Prove stronger stepping frame rule
Right now, we have a "stepping frame rule" that looks as follows:
{ P } e { Q } e is not a value
------------------------------------
{ \later R * P } e { R * Q }
Essentially, this allows us to step away a later when framing around any non-value. (We also sometimes call this the "atomic frame rule", since atomic expressions are never values. But the one above is just as valid, and obviously stronger.)
However, I think I will need for my Rust stuff a stronger version of this rule, that allows me to strip away a later inside an invariant from any non-value. This comes up because I have non-atomic reads and writes that are, well, non-atomic, and I still want to strip away a later from something that is located inside an invariant[1]. This rule is rather awkward to write down in terms of Hoare triples and view shifts:
R0 E1^==>^E2 \later R1 R1 E2^==>^E1 R2 { P } e { Q }_E1
e is not a value E2 <= E1
------------------------------------------------------------------
{ R0 * P } e { R2 * Q }_E1
It looks nicer in terms of primitive view shifts and weakest-pre:
wp_E1 e Q * vs_E1^E2(\later vs_E2^E1(R))
e is not a value E2 <= E1
-------------------------------------
wp_E1 e (Q * R)
When we re-do the weakest-pre proofs for V2.0, I think this is the rule we should show. (And derive the old one, of course.)
[1] If you are curious: The invariant has two states "vs(P)" and "P", with an STS making sure that one can only go from the 1st state to the 2nd.
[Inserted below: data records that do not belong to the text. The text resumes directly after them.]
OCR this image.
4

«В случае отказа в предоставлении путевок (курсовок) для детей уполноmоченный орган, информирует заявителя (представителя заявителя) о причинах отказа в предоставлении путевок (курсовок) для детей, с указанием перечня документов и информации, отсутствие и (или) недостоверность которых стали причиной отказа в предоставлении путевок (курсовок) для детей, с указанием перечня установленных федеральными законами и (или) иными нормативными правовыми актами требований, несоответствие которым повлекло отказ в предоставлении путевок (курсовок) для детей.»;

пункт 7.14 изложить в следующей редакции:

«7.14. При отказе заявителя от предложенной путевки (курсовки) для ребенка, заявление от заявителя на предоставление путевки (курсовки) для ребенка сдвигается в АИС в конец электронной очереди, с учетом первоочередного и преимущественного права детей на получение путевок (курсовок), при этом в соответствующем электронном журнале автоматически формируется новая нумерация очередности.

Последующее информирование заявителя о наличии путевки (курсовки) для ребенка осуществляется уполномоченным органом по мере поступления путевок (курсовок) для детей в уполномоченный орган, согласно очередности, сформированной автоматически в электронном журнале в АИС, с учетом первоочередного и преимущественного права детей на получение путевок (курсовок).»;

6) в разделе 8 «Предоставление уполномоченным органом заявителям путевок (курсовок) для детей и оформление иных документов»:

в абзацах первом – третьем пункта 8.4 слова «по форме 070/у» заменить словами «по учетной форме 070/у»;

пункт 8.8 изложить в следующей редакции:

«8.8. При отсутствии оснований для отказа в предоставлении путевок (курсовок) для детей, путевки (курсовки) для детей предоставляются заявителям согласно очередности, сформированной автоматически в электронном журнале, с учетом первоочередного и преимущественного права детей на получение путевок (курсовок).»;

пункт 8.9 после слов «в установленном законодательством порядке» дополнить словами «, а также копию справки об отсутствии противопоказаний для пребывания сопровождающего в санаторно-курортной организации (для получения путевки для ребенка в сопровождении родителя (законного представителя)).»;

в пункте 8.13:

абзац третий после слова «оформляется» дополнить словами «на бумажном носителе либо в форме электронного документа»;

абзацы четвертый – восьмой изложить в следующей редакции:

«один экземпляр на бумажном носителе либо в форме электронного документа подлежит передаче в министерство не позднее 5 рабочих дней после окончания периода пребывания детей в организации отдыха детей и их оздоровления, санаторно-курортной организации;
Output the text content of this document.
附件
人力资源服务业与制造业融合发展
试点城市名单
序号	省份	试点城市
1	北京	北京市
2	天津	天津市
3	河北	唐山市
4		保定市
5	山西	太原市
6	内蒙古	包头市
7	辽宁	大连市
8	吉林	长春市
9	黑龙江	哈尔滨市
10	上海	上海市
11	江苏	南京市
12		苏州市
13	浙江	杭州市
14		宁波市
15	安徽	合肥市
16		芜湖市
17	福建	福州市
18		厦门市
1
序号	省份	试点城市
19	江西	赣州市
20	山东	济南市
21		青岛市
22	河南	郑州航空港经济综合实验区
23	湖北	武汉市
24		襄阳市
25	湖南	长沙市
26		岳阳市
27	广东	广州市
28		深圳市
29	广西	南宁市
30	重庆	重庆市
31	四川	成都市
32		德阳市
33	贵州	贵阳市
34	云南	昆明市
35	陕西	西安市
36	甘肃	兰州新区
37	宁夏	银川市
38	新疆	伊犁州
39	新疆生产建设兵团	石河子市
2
The rule I need allows me to open this invariant alongside the non-atomic access, obtain "\later (vs(P) / P)", strip away the later, view shift to "P", and put that back into the invariant; taking out the witness that the view shift has been performed. I do not need any resource from the invariant to justify the memory access, so it's fine for that one to be non-atomic. But I do need to perform this view shift, because immediately after the access I will want to open the invariant again and know I get "\later P", without any more skips.